Faßmann spricht von den Chancen, die diese Hilfsmittel eröffnen, Liessmann dagegen konstruiert einen Widerspruch zwischen Bildung und Digitalisierung. Faßmann ist (angewandter) Geograf und hat somit selbst erlebt, wie digitale Hilfsmittel ein Fach verändern können; beispielsweise machen geografische Informationssysteme Dinge möglich, an die man vor 25 Jahren noch nicht denken konnte.

Liessmann ist Philosoph, kommt also aus einem Fach, in dem digitale Hilfsmittel bei weitem noch nicht die Rolle spielen wie in manchen anderen Fächern. Es gibt allerdings schon an vielen Universitäten Programme mit dem Titel "Digital Humanities", die sich mit den wesentlich erweiterten Möglichkeiten beschäftigen, die digitale Hilfsmittel den sogenannten Geisteswissenschaften bieten. Liessmanns Fundamentalopposition zu digitalen Hilfsmitteln in der Bildung übersieht viele Möglichkeiten, die diese eröffnen.

Digitale Hilfsmittel

Das SAMR-Modell (Substitution, Augmentation, Modification, Redefinition) stellt einen sehr brauchbaren Bezugsrahmen für eine grundsätzliche Diskussion digitaler Hilfsmittel im Bildungswesen dar.

· Substitution ist einfach das Ersetzen bisher verwendeter Hilfsmittel durch Digitales, beispielsweise E-Books statt gedruckter Schulbücher. Beobachtet man, welches Gewicht Schultaschen von Schulkindern haben können, ist das alleine schon ein positiver Effekt.

· Augmentation beschreibt funktionale Verbesserung durch den Einsatz neuer technischer Möglichkeiten. Im einfachsten Fall können E-Books navigierbare Inhaltsverzeichnisse, Kreuzverweise, Indizes und Glossare haben. Außerdem können Filme, Tondateien und interaktive Beispiele Teile von E-Books sein; damit kann das Lernen von sehr vielen Themen weitaus besser unterstützt werden als mit gedruckten Büchern.

· Modification bedeutet, Aufgabenstellungen werden so modifiziert, dass zum Bearbeiten digitale Hilfsmittel notwendig sind. Im Mathematik-Unterricht kann man beispielsweise mit Tabellenkalkulation Aufgaben bearbeiten, die bei klassischer Stift-und-Papier-Bearbeitung für Lernende zu aufwendig wären. Blogs und Diskussionsforen ermöglichen es, dass die Lernenden Wissen gemeinsam erarbeiten.

· Redefinition schließlich bedeutet, dass völlig neuartige Aufgabenstellungen behandelt werden können.
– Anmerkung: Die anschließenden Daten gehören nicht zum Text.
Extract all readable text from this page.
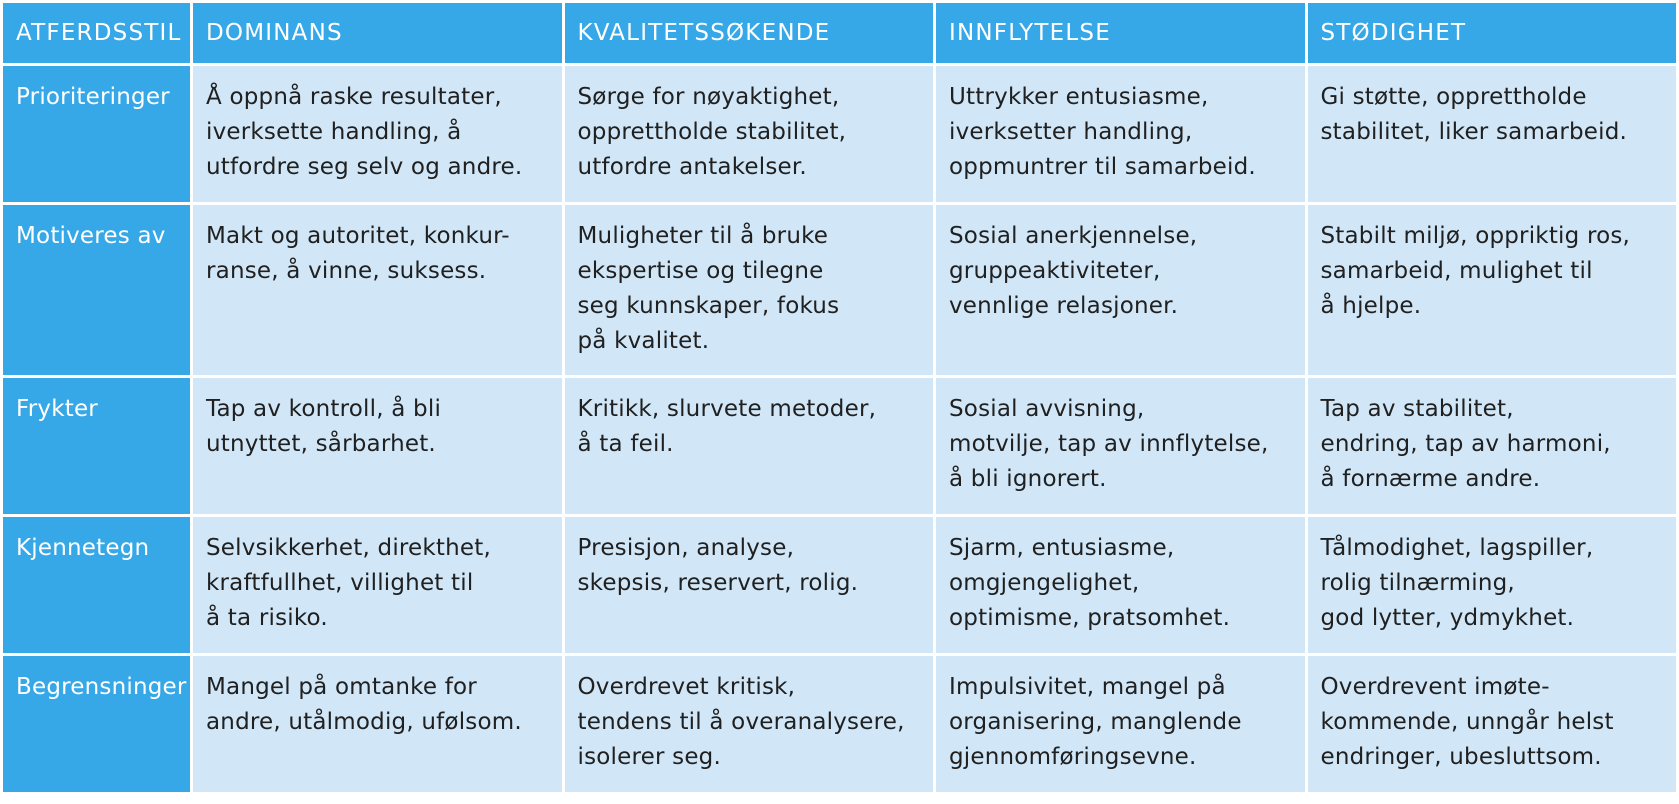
ATFERDSSTIL	DOMINANS	KVALITETSSØKENDE	INNFLYTELSE	STØDIGHET
Prioriteringer	Å oppnå raske resultater,
iverksette handling, å
utfordre seg selv og andre.	Sørge for nøyaktighet,
opprettholde stabilitet,
utfordre antakelser.	Uttrykker entusiasme,
iverksetter handling,
oppmuntrer til samarbeid.	Gi støtte, opprettholde
stabilitet, liker samarbeid.
Motiveres av	Makt og autoritet, konkur-
ranse, å vinne, suksess.	Muligheter til å bruke
ekspertise og tilegne
seg kunnskaper, fokus
på kvalitet.	Sosial anerkjennelse,
gruppeaktiviteter,
vennlige relasjoner.	Stabilt miljø, oppriktig ros,
samarbeid, mulighet til
å hjelpe.
Frykter	Tap av kontroll, å bli
utnyttet, sårbarhet.	Kritikk, slurvete metoder,
å ta feil.	Sosial avvisning,
motvilje, tap av innflytelse,
å bli ignorert.	Tap av stabilitet,
endring, tap av harmoni,
å fornærme andre.
Kjennetegn	Selvsikkerhet, direkthet,
kraftfullhet, villighet til
å ta risiko.	Presisjon, analyse,
skepsis, reservert, rolig.	Sjarm, entusiasme,
omgjengelighet,
optimisme, pratsomhet.	Tålmodighet, lagspiller,
rolig tilnærming,
god lytter, ydmykhet.
Begrensninger	Mangel på omtanke for
andre, utålmodig, ufølsom.	Overdrevet kritisk,
tendens til å overanalysere,
isolerer seg.	Impulsivitet, mangel på
organisering, manglende
gjennomføringsevne.	Overdrevent imøte-
kommende, unngår helst
endringer, ubesluttsom.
Schüler können zum Beispiel gemeinsam Filme oder Musikstücke erstellen oder auch mit digitalen Hilfsmitteln multimedial Geschichten mit Texten, Bildern, Animationen, Filmen usw. erstellen.

Ausreichende Kenntnisse

Die Digitalisierung geht aber weit über die didaktisch-technischen Aspekte der Unterrichtsgestaltung hinaus.

Die Welt der Jugendlichen ist durch digitale Medien geprägt. Diese Medien aus dem Bildungsprozess auszuklammern bedeutet, Schule von der Alltagsrealität dieser Generation noch weiter zu entfernen, als das ohnehin schon der Fall ist. Wenn man beispielsweise will, dass Schule Kenntnisse vermittelt, wie man Falschnachrichten (Fake-News) erkennt, dann sollte man wohl nicht nur darüber sprechen (im schlimmsten Fall nur als Lehrender dozieren), sondern man sollte konkrete Projekte zu diesem Thema bearbeiten. Dazu sind ausreichende Kenntnisse im Umgang mit digitalen Medien notwendig.

Digitale Medien verändern auch die geschriebene Sprache. Der Kommunikationsstil in sozialen Medien ist ein anderer als der beim Schreiben für gedruckte Medien. Das ist nicht einfach "Kulturverlust", sondern Beleg dafür, dass Sprache mit dem Mitteilungsmedium zusammenhängt. Es gibt mittlerweile interessante Forschungsarbeiten dazu, welche Änderungen da stattfinden. Diese Änderungen betreffen natürlich vor allem jüngere Generationen (also etwa ab 1990 Geborene, die schon von Kindheit an regelmäßig digitale Medien verwenden konnten). Die Generation der selbsternannten "Alten Weisen" sollte da nicht versuchen, ihre Regeln den Jüngeren als die einzige Wahrheit aufzuzwingen.

Möglichkeiten ausloten

Natürlich führt der Einsatz digitaler Hilfsmittel alleine nicht automatisch zur besseren Bildung. Deswegen ist es notwendig, die Möglichkeiten auszuloten und auch die Lehrenden in die Lage zu versetzen zu erkennen, in welchem Kontext welche Hilfsmittel wie eingesetzt werden können, um das Lernen zu erleichtern. Minister Faßmann zeigt in dem Interview, dass er sich dieser Problematik sehr bewusst ist, und betont auch die Notwendigkeit, darauf in der Lehrerausbildung und -fortbildung einzugehen.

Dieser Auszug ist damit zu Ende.